Village Moving Forward With Rumble Strips Request

Trustees authorize Public Works director Robert Mangan to request Nassau County place the strips on Rockaway Avenue.

The village board on Thursday took one step forward in the process to better control speed on Rockaway Avenue, especially at the Merillon Avenue/Rockaway Avenue intersection near Garden City High School.

Trustees (Brian Daughney was absent) authorized Public Works director Robert Mangan to request Nassau County place rumble strips on Rockaway Avenue.

The item was deferred at the Oct. 4 and Oct. 18 meetings to give the village's engineering department time to study a proposed location and investigate related noise levels if such strips were to be installed.

Mangan said the strips are thermal. "Single coating rather than the raised coating ... the single one would be more visual than auditory," he said.

"You feel it when you drive over them," Mayor Don Brudie added, noting that certain rumble strips are undesirable in many communities. "Even AAA feels the same about some rumble strips. These are not those kind."

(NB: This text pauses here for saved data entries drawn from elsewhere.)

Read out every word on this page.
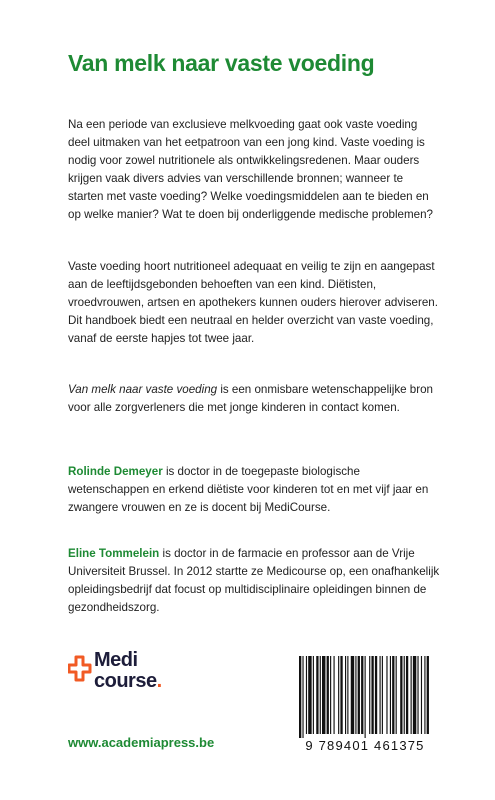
Van melk naar vaste voeding

Na een periode van exclusieve melkvoeding gaat ook vaste voeding deel uitmaken van het eetpatroon van een jong kind. Vaste voeding is nodig voor zowel nutritionele als ontwikkelingsredenen. Maar ouders krijgen vaak divers advies van verschillende bronnen; wanneer te starten met vaste voeding? Welke voedingsmiddelen aan te bieden en op welke manier? Wat te doen bij onderliggende medische problemen?

Vaste voeding hoort nutritioneel adequaat en veilig te zijn en aangepast aan de leeftijdsgebonden behoeften van een kind. Diëtisten, vroedvrouwen, artsen en apothekers kunnen ouders hierover adviseren. Dit handboek biedt een neutraal en helder overzicht van vaste voeding, vanaf de eerste hapjes tot twee jaar.

Van melk naar vaste voeding is een onmisbare wetenschappelijke bron voor alle zorgverleners die met jonge kinderen in contact komen.

Rolinde Demeyer is doctor in de toegepaste biologische wetenschappen en erkend diëtiste voor kinderen tot en met vijf jaar en zwangere vrouwen en ze is docent bij MediCourse.

Eline Tommelein is doctor in de farmacie en professor aan de Vrije Universiteit Brussel. In 2012 startte ze Medicourse op, een onafhankelijk opleidingsbedrijf dat focust op multidisciplinaire opleidingen binnen de gezondheidszorg.

Medi
course.
www.academiapress.be	9 789401 461375
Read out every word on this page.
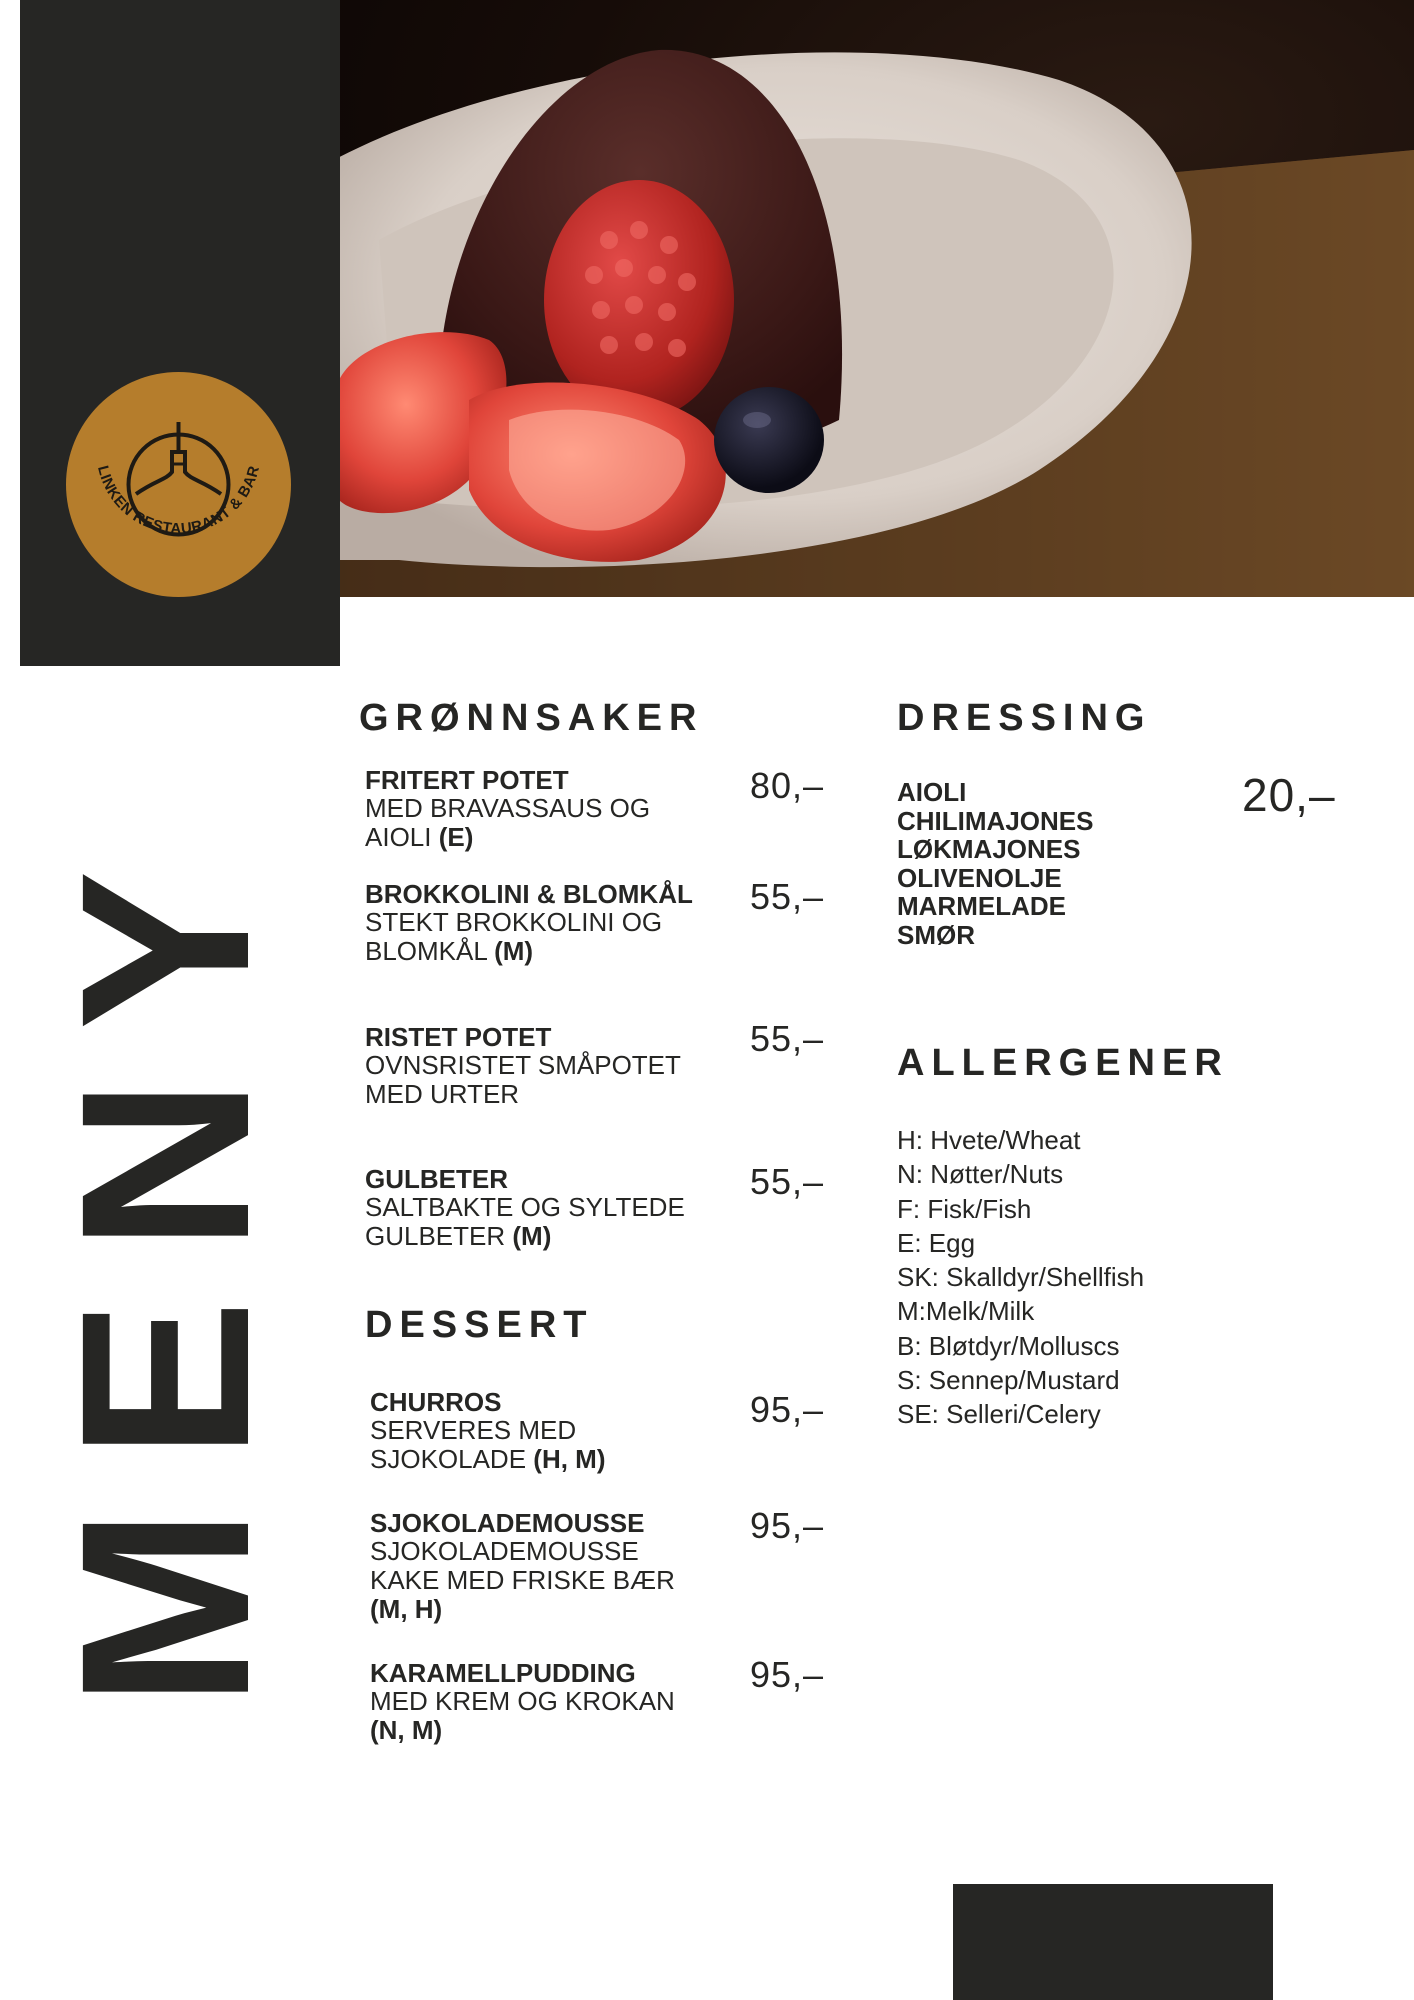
LINKEN RESTAURANT & BAR
MENY
GRØNNSAKER
FRITERT POTET
MED BRAVASSAUS OG AIOLI (E)
80,–
BROKKOLINI & BLOMKÅL
STEKT BROKKOLINI OG BLOMKÅL (M)
55,–
RISTET POTET
OVNSRISTET SMÅPOTET MED URTER
55,–
GULBETER
SALTBAKTE OG SYLTEDE GULBETER (M)
55,–
DESSERT
CHURROS
SERVERES MED SJOKOLADE (H, M)
95,–
SJOKOLADEMOUSSE
SJOKOLADEMOUSSE KAKE MED FRISKE BÆR (M, H)
95,–
KARAMELLPUDDING
MED KREM OG KROKAN (N, M)
95,–
DRESSING
20,–
AIOLI
CHILIMAJONES
LØKMAJONES
OLIVENOLJE
MARMELADE
SMØR
ALLERGENER
H: Hvete/Wheat
N: Nøtter/Nuts
F: Fisk/Fish
E: Egg
SK: Skalldyr/Shellfish
M:Melk/Milk
B: Bløtdyr/Molluscs
S: Sennep/Mustard
SE: Selleri/Celery
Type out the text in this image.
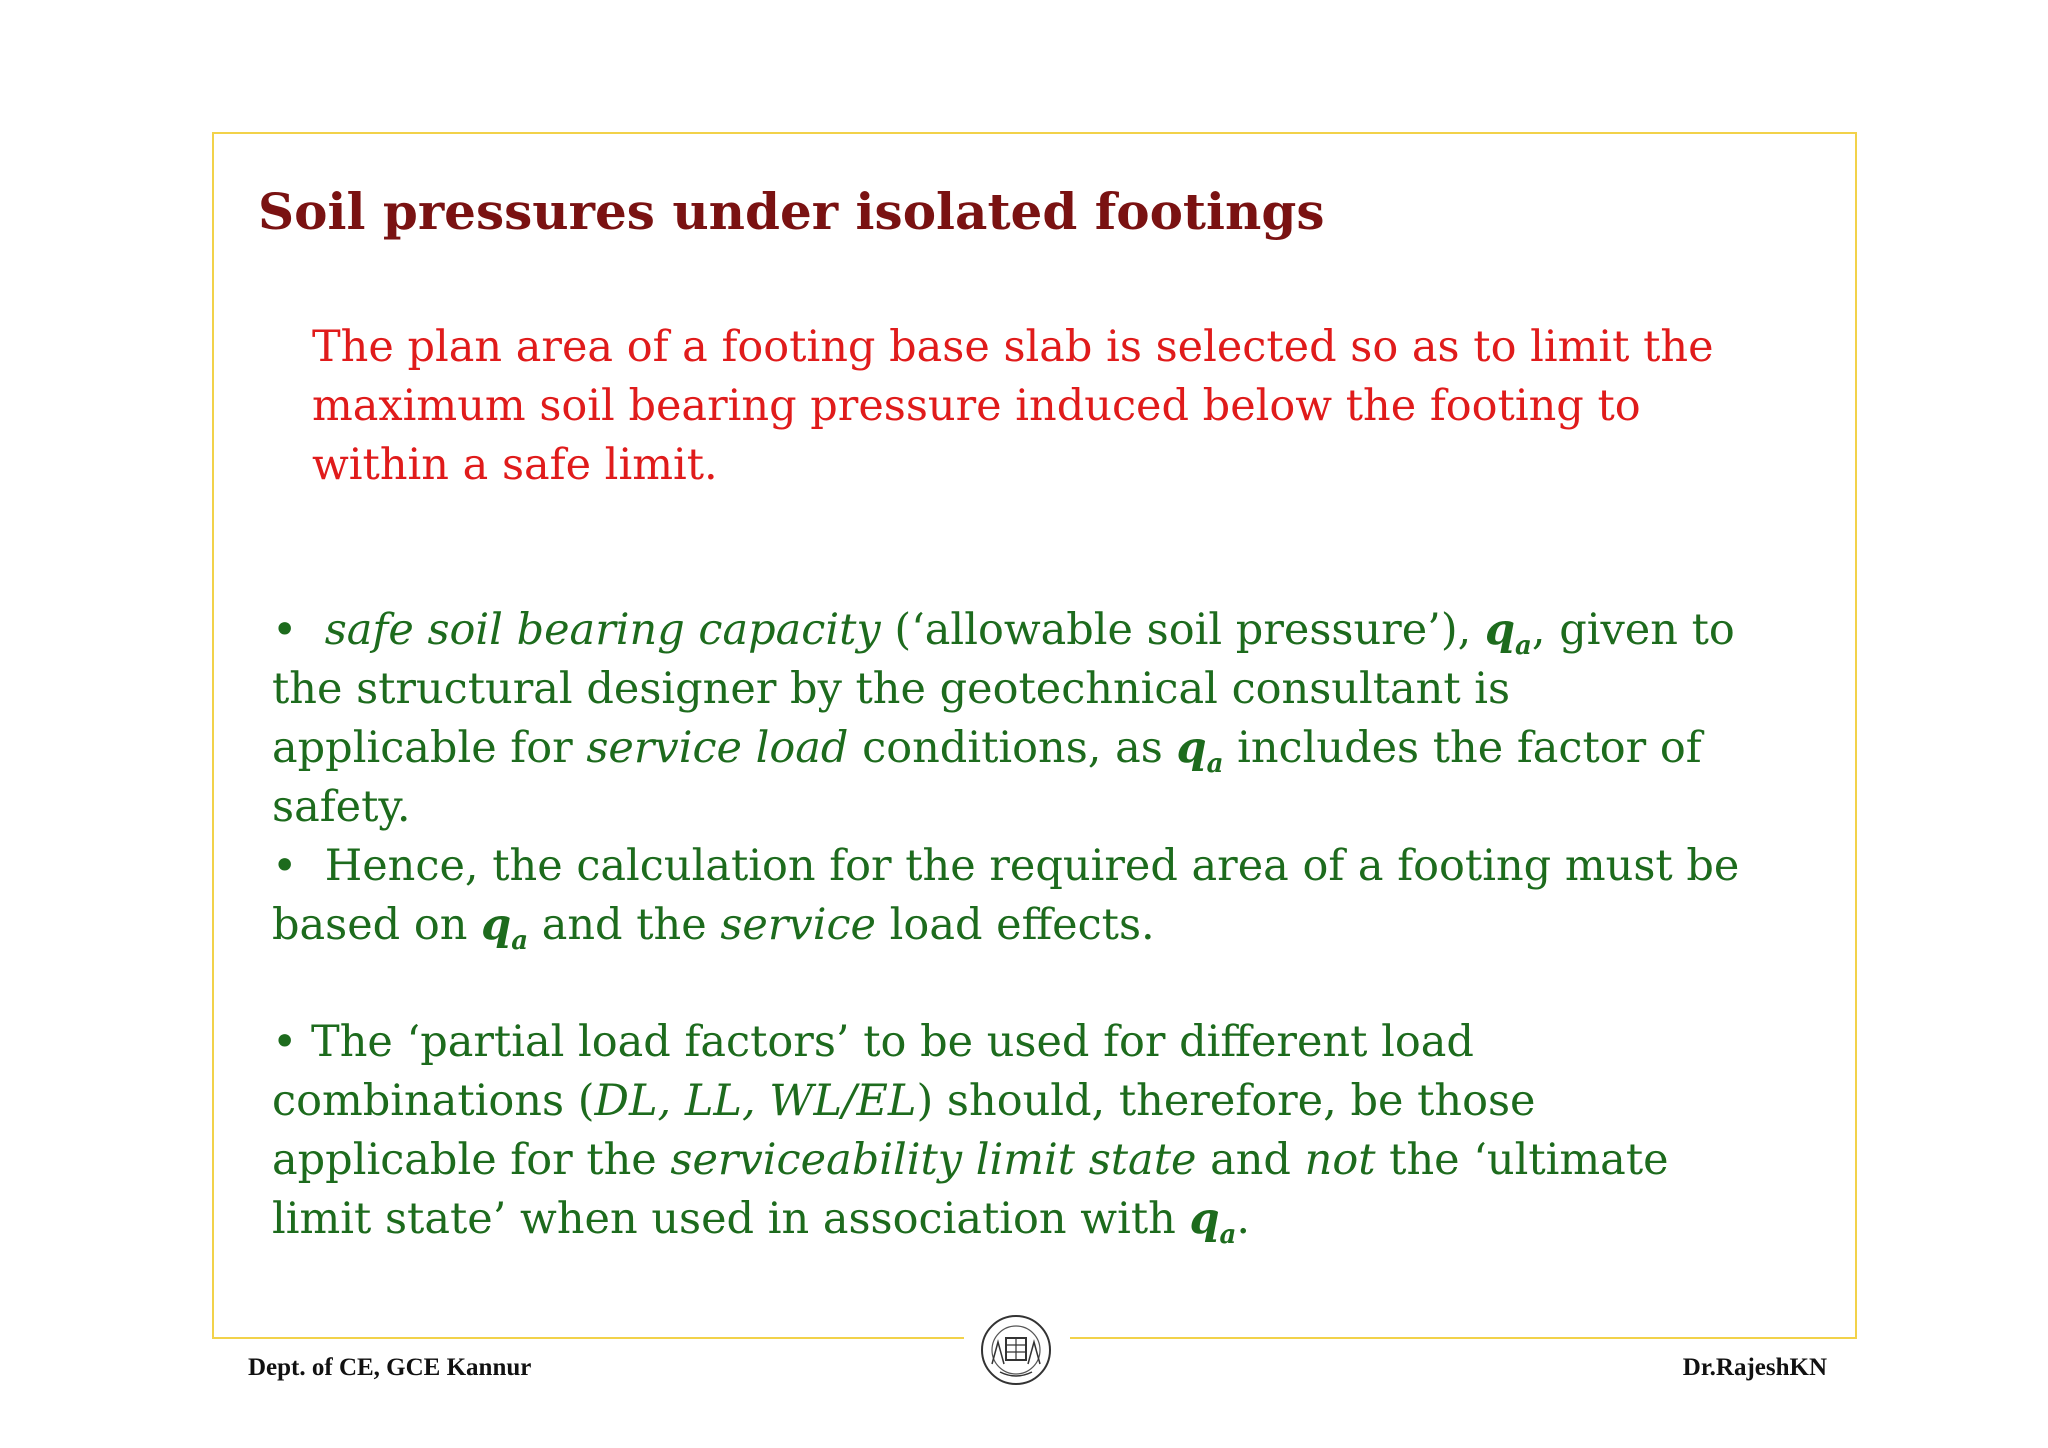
Soil pressures under isolated footings
The plan area of a footing base slab is selected so as to limit the maximum soil bearing pressure induced below the footing to within a safe limit.
• safe soil bearing capacity (‘allowable soil pressure’), $q_a$, given to the structural designer by the geotechnical consultant is applicable for service load conditions, as $q_a$ includes the factor of safety.
• Hence, the calculation for the required area of a footing must be based on $q_a$ and the service load effects.
• The ‘partial load factors’ to be used for different load combinations (DL, LL, WL/EL) should, therefore, be those applicable for the serviceability limit state and not the ‘ultimate limit state’ when used in association with $q_a$.
Dept. of CE, GCE Kannur	Dr.RajeshKN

In October the village board unanimously authorized Mangan to request that the county study a possible reconfiguration of the intersection, which could include a traffic light.

Trustee Nick Episcopia said the board will keep pressing the county to approve  the strips. "Most likely the county will not pay for this," he said of the strips. "The bill will come back to us. We'll have to fund it ourselves, most likely."

Episcopia, who sits on the Traffic Commission, recently traveled to Ronkonkoma with police commissioner Kenneth Jackson to see the effectiveness of rumble strips on a similar road approaching a school.

"I think we've done a lot of investigation on this. I think it was reasonably controversial in the beginning. People were concerned about the noise. They were concerned ... there were people who said it would jolt the cars and perhaps it would be dangerous. None of that has proven to be true by the engineers or any of us that went out there and rode around the strips," he said.

Rockaway Avenue is a county-owned road. Advisory signs like flashing yellow warning signs, however, do not need Nassau's approval. The signs, which the Traffic Commission agreed to use, should be delivered within the next two weeks and are expected to be installed before the new year on the north and south sides of Rockaway.

"We are pursung other safety measures here that don't need county approval," trustee Andrew Cavanaugh said. "We are taking other steps as well on our own initiative."

To further mitigate the problem and perhaps ease resident concern, village police are also "cracking down in the area, issuing approximately 500 tickets over the "past couple of months."

Trustee Laurence Quinn, the sole trustee voting against the strips, said the measure is "not necessarily a permanent solution."

"Maybe in a year or two we will re-address this issue," he said.